Option 3 — Don’t use n8n credentials for user OAuth at all (most SaaS-friendly)

Pattern: Your site handles OAuth, stores refresh tokens (e.g., Supabase), and n8n calls your backend “token broker” to get an access token at runtime, then uses HTTP Request nodes to call Google APIs.

Flow:

  1. User logs in with Google on your site (you request offline access, store refresh token securely).

  2. n8n workflow receives a user/tenant id.

  3. n8n calls your backend: “give me an access token for user X” (backend uses refresh token to mint access token).

  4. n8n uses that access token as a Bearer token in HTTP requests to Google Drive / Docs.

Pros:

  • True multi-tenant runtime behavior.

  • n8n stays stateless about user OAuth.

  • Easier to rotate keys, revoke, audit, and centralize security controls.

Cons:

  • You won’t use the “nice” Google nodes directly (unless you wrap this into a custom node).

  • You must implement token refresh + secure storage correctly.

This option is usually the cleanest if you’re building a public SaaS.

Which option fits your exact “Supabase + website OAuth + run workflow” vision?

Your description matches Option 3 most naturally.

Because your requirement is: “User authenticates on my site; I store credentials; then n8n runs actions on their Drive.”
That is exactly “external OAuth + token broker + HTTP Request” territory, and it avoids fighting n8n’s static credential resolution.

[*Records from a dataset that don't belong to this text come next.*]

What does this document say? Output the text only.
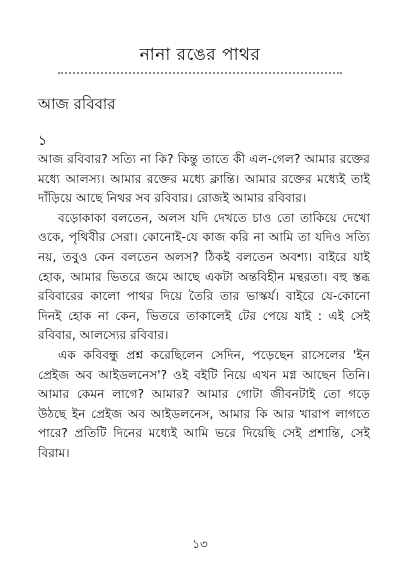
নানা রঙের পাথর
আজ রবিবার
১

আজ রবিবার? সত্যি না কি? কিন্তু তাতে কী এল-গেল? আমার রক্তের মধ্যে আলস্য। আমার রক্তের মধ্যে ক্লান্তি। আমার রক্তের মধ্যেই তাই দাঁড়িয়ে আছে নিথর সব রবিবার। রোজই আমার রবিবার।

বড়োকাকা বলতেন, অলস যদি দেখতে চাও তো তাকিয়ে দেখো ওকে, পৃথিবীর সেরা। কোনোই-যে কাজ করি না আমি তা যদিও সত্যি নয়, তবুও কেন বলতেন অলস? ঠিকই বলতেন অবশ্য। বাইরে যাই হোক, আমার ভিতরে জমে আছে একটা অন্তবিহীন মন্থরতা। বহু স্তব্ধ রবিবারের কালো পাথর দিয়ে তৈরি তার ভাস্কর্য। বাইরে যে-কোনো দিনই হোক না কেন, ভিতরে তাকালেই টের পেয়ে যাই : এই সেই রবিবার, আলস্যের রবিবার।

এক কবিবন্ধু প্রশ্ন করেছিলেন সেদিন, পড়েছেন রাসেলের 'ইন প্রেইজ অব আইডলনেস'? ওই বইটি নিয়ে এখন মগ্ন আছেন তিনি। আমার কেমন লাগে? আমার? আমার গোটা জীবনটাই তো গড়ে উঠছে ইন প্রেইজ অব আইডলনেস, আমার কি আর খারাপ লাগতে পারে? প্রতিটি দিনের মধ্যেই আমি ভরে দিয়েছি সেই প্রশান্তি, সেই বিরাম।

১৩
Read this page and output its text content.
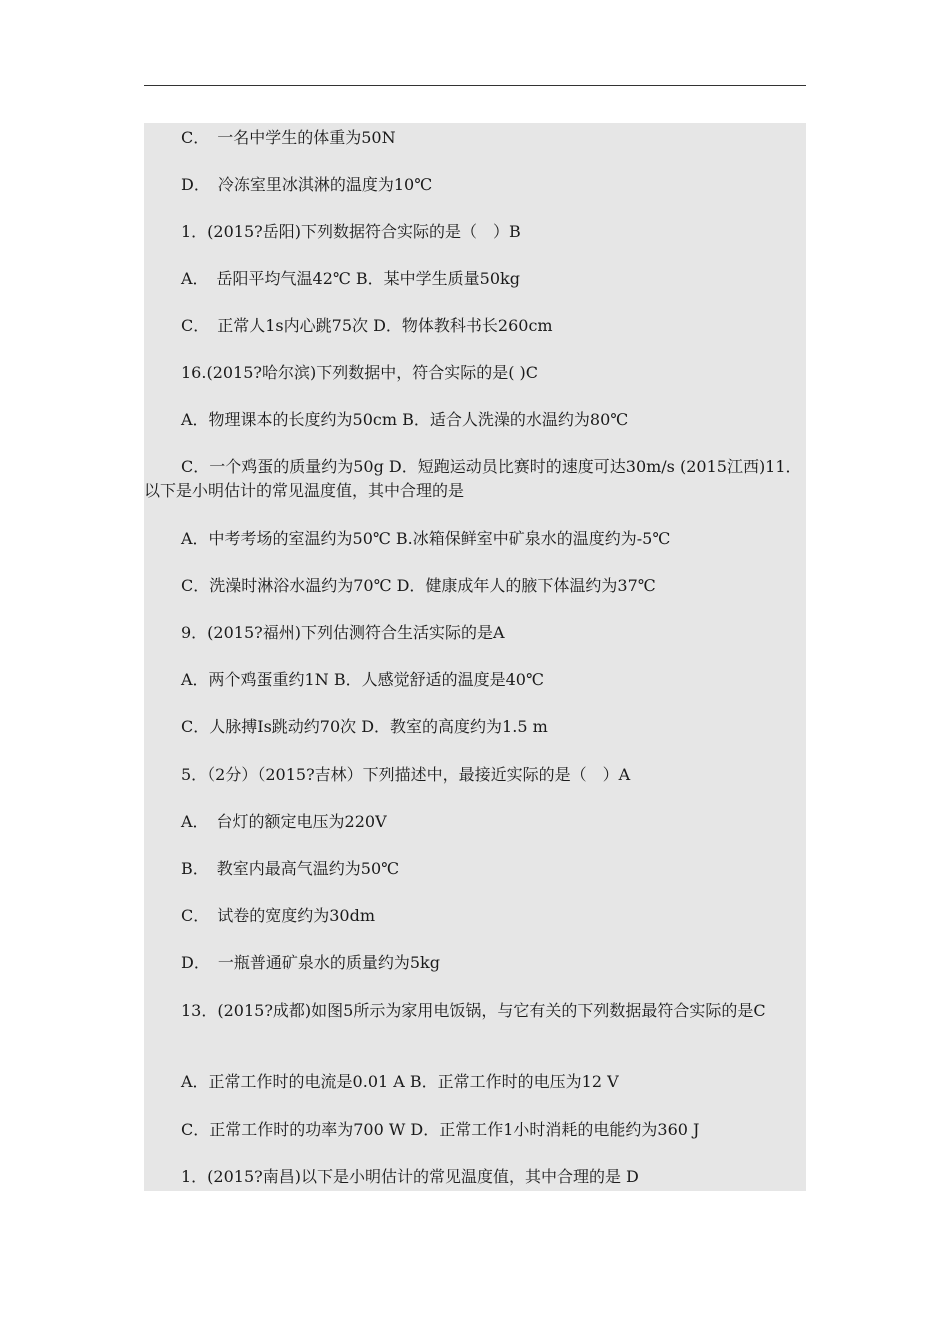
C．　一名中学生的体重为50N
D．　冷冻室里冰淇淋的温度为10℃
1．(2015?岳阳)下列数据符合实际的是（　）B
A．　岳阳平均气温42℃ B．某中学生质量50kg
C．　正常人1s内心跳75次 D．物体教科书长260cm
16.(2015?哈尔滨)下列数据中，符合实际的是( )C
A．物理课本的长度约为50cm B．适合人洗澡的水温约为80℃
C．一个鸡蛋的质量约为50g D．短跑运动员比赛时的速度可达30m/s (2015江西)11．以下是小明估计的常见温度值，其中合理的是
A．中考考场的室温约为50℃ B.冰箱保鲜室中矿泉水的温度约为-5℃
C．洗澡时淋浴水温约为70℃ D．健康成年人的腋下体温约为37℃
9．(2015?福州)下列估测符合生活实际的是A
A．两个鸡蛋重约1N B．人感觉舒适的温度是40℃
C．人脉搏Is跳动约70次 D．教室的高度约为1.5 m
5．（2分）（2015?吉林）下列描述中，最接近实际的是（　）A
A．　台灯的额定电压为220V
B．　教室内最高气温约为50℃
C．　试卷的宽度约为30dm
D．　一瓶普通矿泉水的质量约为5kg
13．(2015?成都)如图5所示为家用电饭锅，与它有关的下列数据最符合实际的是C
A．正常工作时的电流是0.01 A B．正常工作时的电压为12 V
C．正常工作时的功率为700 W D．正常工作1小时消耗的电能约为360 J
1．(2015?南昌)以下是小明估计的常见温度值，其中合理的是 D
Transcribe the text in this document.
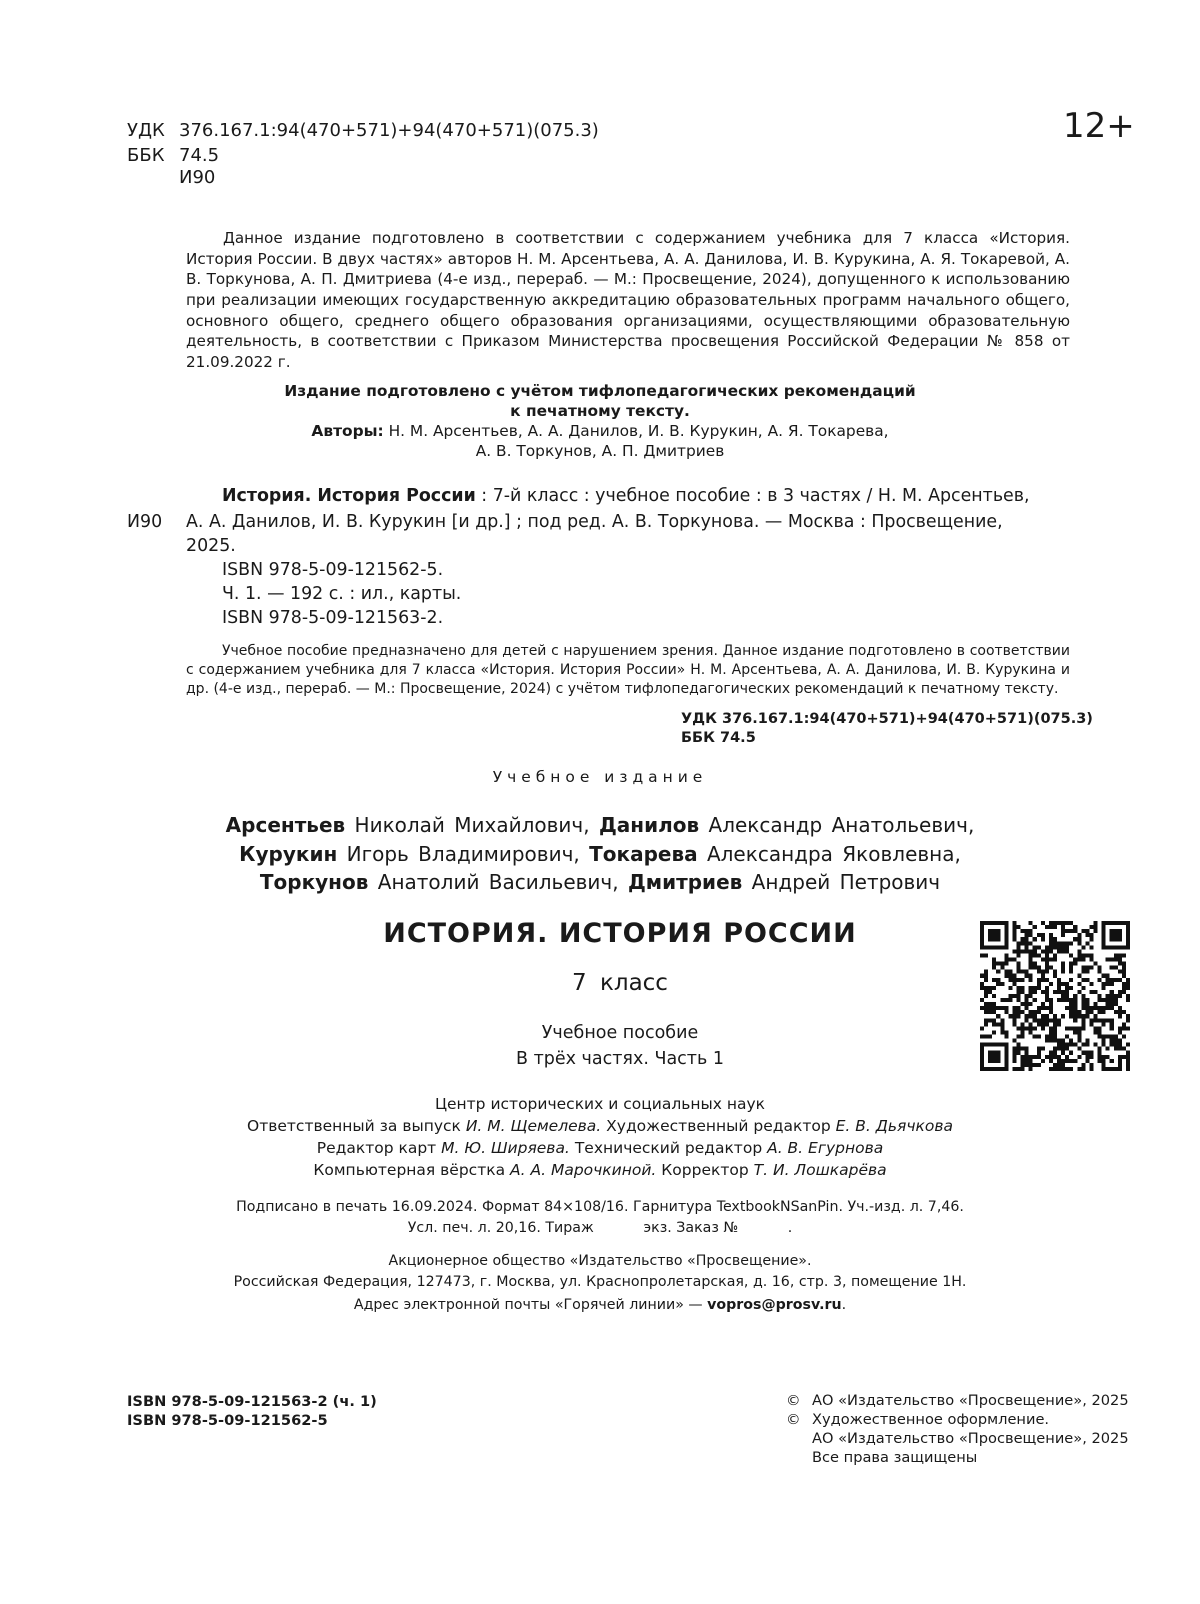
УДК 376.167.1:94(470+571)+94(470+571)(075.3)
ББК 74.5
И90
12+

Данное издание подготовлено в соответствии с содержанием учебника для 7 класса «История. История России. В двух частях» авторов Н. М. Арсентьева, А. А. Данилова, И. В. Курукина, А. Я. Токаревой, А. В. Торкунова, А. П. Дмитриева (4-е изд., перераб. — М.: Просвещение, 2024), допущенного к использованию при реализации имеющих государственную аккредитацию образовательных программ начального общего, основного общего, среднего общего образования организациями, осуществляющими образовательную деятельность, в соответствии с Приказом Министерства просвещения Российской Федерации № 858 от 21.09.2022 г.

Издание подготовлено с учётом тифлопедагогических рекомендаций
к печатному тексту.
Авторы: Н. М. Арсентьев, А. А. Данилов, И. В. Курукин, А. Я. Токарева,
А. В. Торкунов, А. П. Дмитриев
История. История России : 7-й класс : учебное пособие : в 3 частях / Н. М. Арсентьев,
И90 А. А. Данилов, И. В. Курукин [и др.] ; под ред. А. В. Торкунова. — Москва : Просвещение,
2025.
ISBN 978-5-09-121562-5.
Ч. 1. — 192 с. : ил., карты.
ISBN 978-5-09-121563-2.

Учебное пособие предназначено для детей с нарушением зрения. Данное издание подготовлено в соответствии с содержанием учебника для 7 класса «История. История России» Н. М. Арсентьева, А. А. Данилова, И. В. Курукина и др. (4-е изд., перераб. — М.: Просвещение, 2024) с учётом тифлопедагогических рекомендаций к печатному тексту.

УДК 376.167.1:94(470+571)+94(470+571)(075.3)
ББК 74.5
Учебное издание
Арсентьев Николай Михайлович, Данилов Александр Анатольевич,
Курукин Игорь Владимирович, Токарева Александра Яковлевна,
Торкунов Анатолий Васильевич, Дмитриев Андрей Петрович
ИСТОРИЯ. ИСТОРИЯ РОССИИ
7 класс
Учебное пособие
В трёх частях. Часть 1
Центр исторических и социальных наук
Ответственный за выпуск И. М. Щемелева. Художественный редактор Е. В. Дьячкова
Редактор карт М. Ю. Ширяева. Технический редактор А. В. Егурнова
Компьютерная вёрстка А. А. Марочкиной. Корректор Т. И. Лошкарёва
Подписано в печать 16.09.2024. Формат 84×108/16. Гарнитура TextbookNSanPin. Уч.-изд. л. 7,46.
Усл. печ. л. 20,16. Тираж           экз. Заказ №           .
Акционерное общество «Издательство «Просвещение».
Российская Федерация, 127473, г. Москва, ул. Краснопролетарская, д. 16, стр. 3, помещение 1Н.
Адрес электронной почты «Горячей линии» — vopros@prosv.ru.
ISBN 978-5-09-121563-2 (ч. 1)
ISBN 978-5-09-121562-5
© АО «Издательство «Просвещение», 2025
© Художественное оформление.
АО «Издательство «Просвещение», 2025
Все права защищены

…and of course it offers (you can follow up if you think there is value):

About your partial node JSON

You’re right: it’s usually not needed unless we’re doing one of these:

  • identify where credential IDs are referenced in the workflow export,

  • show how to parameterize HTTP headers/body for Google API calls,

  • or wire in a “token broker” step cleanly.

If you paste it, I can tell you precisely where the credential binding is happening and which of the 3 architectures your current workflow most closely matches.

If you tell me which Google actions you’re automating (Drive list/download, Docs create/update, Sheets, Gmail, etc.) and whether you’re on n8n Cloud vs self-hosted, I’ll recommend the best option and give you a concrete build blueprint (OAuth scopes, token storage fields, and the exact n8n node chain).